Julia Louis-Dreyfus starring as a neurotic writer in the movie "You Hurt My Feelings" and Nicole Kidman leading the new limited series "Expats" are some of the new television, movies, music and games headed to a device near you.
Also among the streaming offerings worth your time as selected by The Associated Press' entertainment journalists: Sofia Vergara playing an infamous drug lord in a new series for Netflix called "Griselda" and Snoop Dogg playing a washed-up football player ordered to perform community service in "The Underdoggs".
New movies to stream
- Snoop Dogg stars as a washed-up professional football player ordered to perform community service after crashing his car in "The Underdoggs", streaming Friday, Jan. 26, on Amazon Prime Video. In the R-rated comedy, Snoop Dogg's character is sentenced to coach a youth football team. Though the set-up cribs from many sports movies before it, "Underdoggs" has some true-life connections for its star.
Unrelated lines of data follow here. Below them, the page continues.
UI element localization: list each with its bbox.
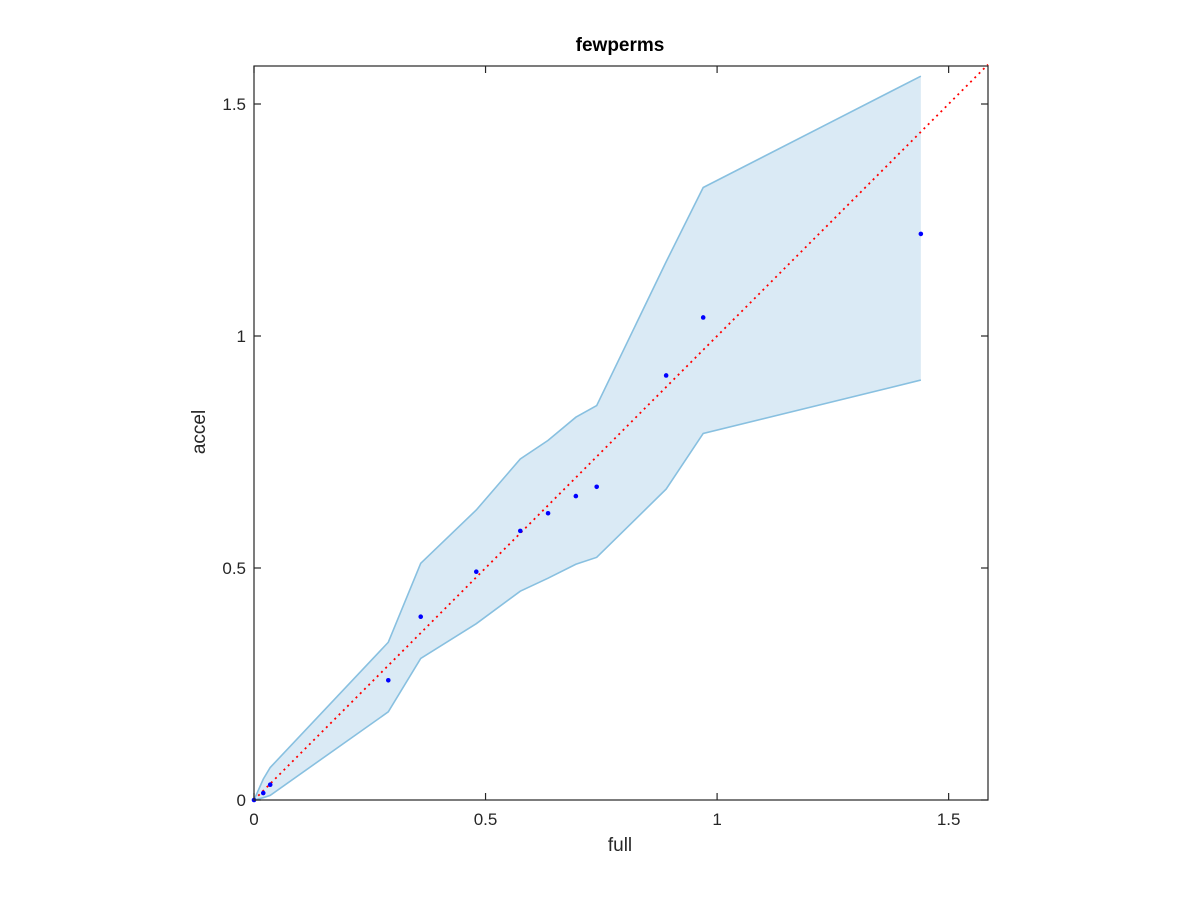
data-point [517, 528, 523, 534]
x-tick-label: 1.5 [937, 810, 961, 829]
y-tick-label: 1.5 [222, 95, 246, 114]
chart-title: fewperms [576, 35, 665, 56]
data-point [545, 510, 551, 516]
y-tick-label: 1 [237, 327, 246, 346]
x-tick-label: 0 [249, 810, 258, 829]
data-point [594, 484, 599, 490]
data-point [918, 231, 924, 237]
x-tick-label: 1 [712, 810, 721, 829]
x-axis-label: full [608, 835, 632, 856]
data-point [663, 373, 669, 378]
data-point [473, 569, 479, 575]
confidence-band [254, 76, 921, 800]
data-point [267, 782, 273, 787]
y-tick-label: 0.5 [222, 559, 246, 578]
plot-area: 0 0.5 1 1.5 0 0.5 1 1.5 [222, 63, 989, 829]
x-tick-label: 0.5 [474, 810, 498, 829]
y-axis-label: accel [189, 410, 210, 454]
axes-box [253, 65, 989, 801]
data-point [573, 493, 579, 499]
data-point [418, 614, 424, 620]
data-point [385, 677, 391, 683]
y-tick-label: 0 [237, 791, 246, 810]
band-upper-edge [253, 75, 922, 801]
reference-line [253, 63, 989, 801]
band-lower-edge [253, 379, 922, 801]
data-point [700, 315, 706, 320]
data-point [260, 790, 266, 796]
In 2005, Snoop Dogg founded the nonprofit Snoop Youth Football League.
- Nicole Holofcener has long been a master of mining nagging neuroses for comedy, and "You Hurt My Feelings" (streaming Friday, Jan. 26 on Paramount+) finds the writer-director in top form. Julia Louis-Dreyfus stars as a writer who overhears her otherwise loving husband (Tobias Menzies) criticizing her latest book. That's just one of the threads Holofcener pulls at in her very funny, very melancholy examination of how white lies prop up our marriages, relationships and self-images. In my review last year, I praised Holofcener as "brilliant in finding the major heartache in minor slights."
- "R.M.N." is the latest powerhouse social drama by the masterful Romanian director Cristian Mungiu ("4 Months, 3 Weeks, 2 Days"). The film, which streams Sunday, Jan. 28, on Hulu, is set high in the Transylvanian mountains, in a village coursing with tension and suspicion over new migrant workers. The film, which premiered at the Cannes Film Festival, captures in the community a microcosm of us-vs.-them battles playing out around the world. An unbroken 17-minute shot during a town hall and the movie's flooring final image are just some of its unforgettable moments.
-- AP film writer Jake Coyle
New music to stream
- On Friday, Jan. 26, The Smile -- a Radiohead side project comprising Thom Yorke, Johnny Greenwood and Sons of Kemet drummer Tom Skinner -- will release their sophomore album, "Wall of Eyes". And let it come as a surprise to no one: It sounds like an ambitious Radiohead record. Single "Friend of a Friend" features strings from the London Contemporary Orchestra, saxophone by Robert Stillman, and a music video directed by Paul Thomas Anderson (known for his films "Boogie Nights", "Punch-Drunk Love" and, more recently, "Licorice Pizza".)
- Goth Babe, the moniker of the nomadic artist Griffin Washburn, doesn't just sound like a band name ripped from the heyday of 2010s indiepop -- his music sounds like it, too. The reverbed guitar tunes "Sometimes", "Swami's" and "Car Camping" made Goth Babe a streaming/playlist phenomenon; on "Lola", Washburn's debut album named after the sailboat he calls home, he compiles his chilled-out tunes into a single body of work.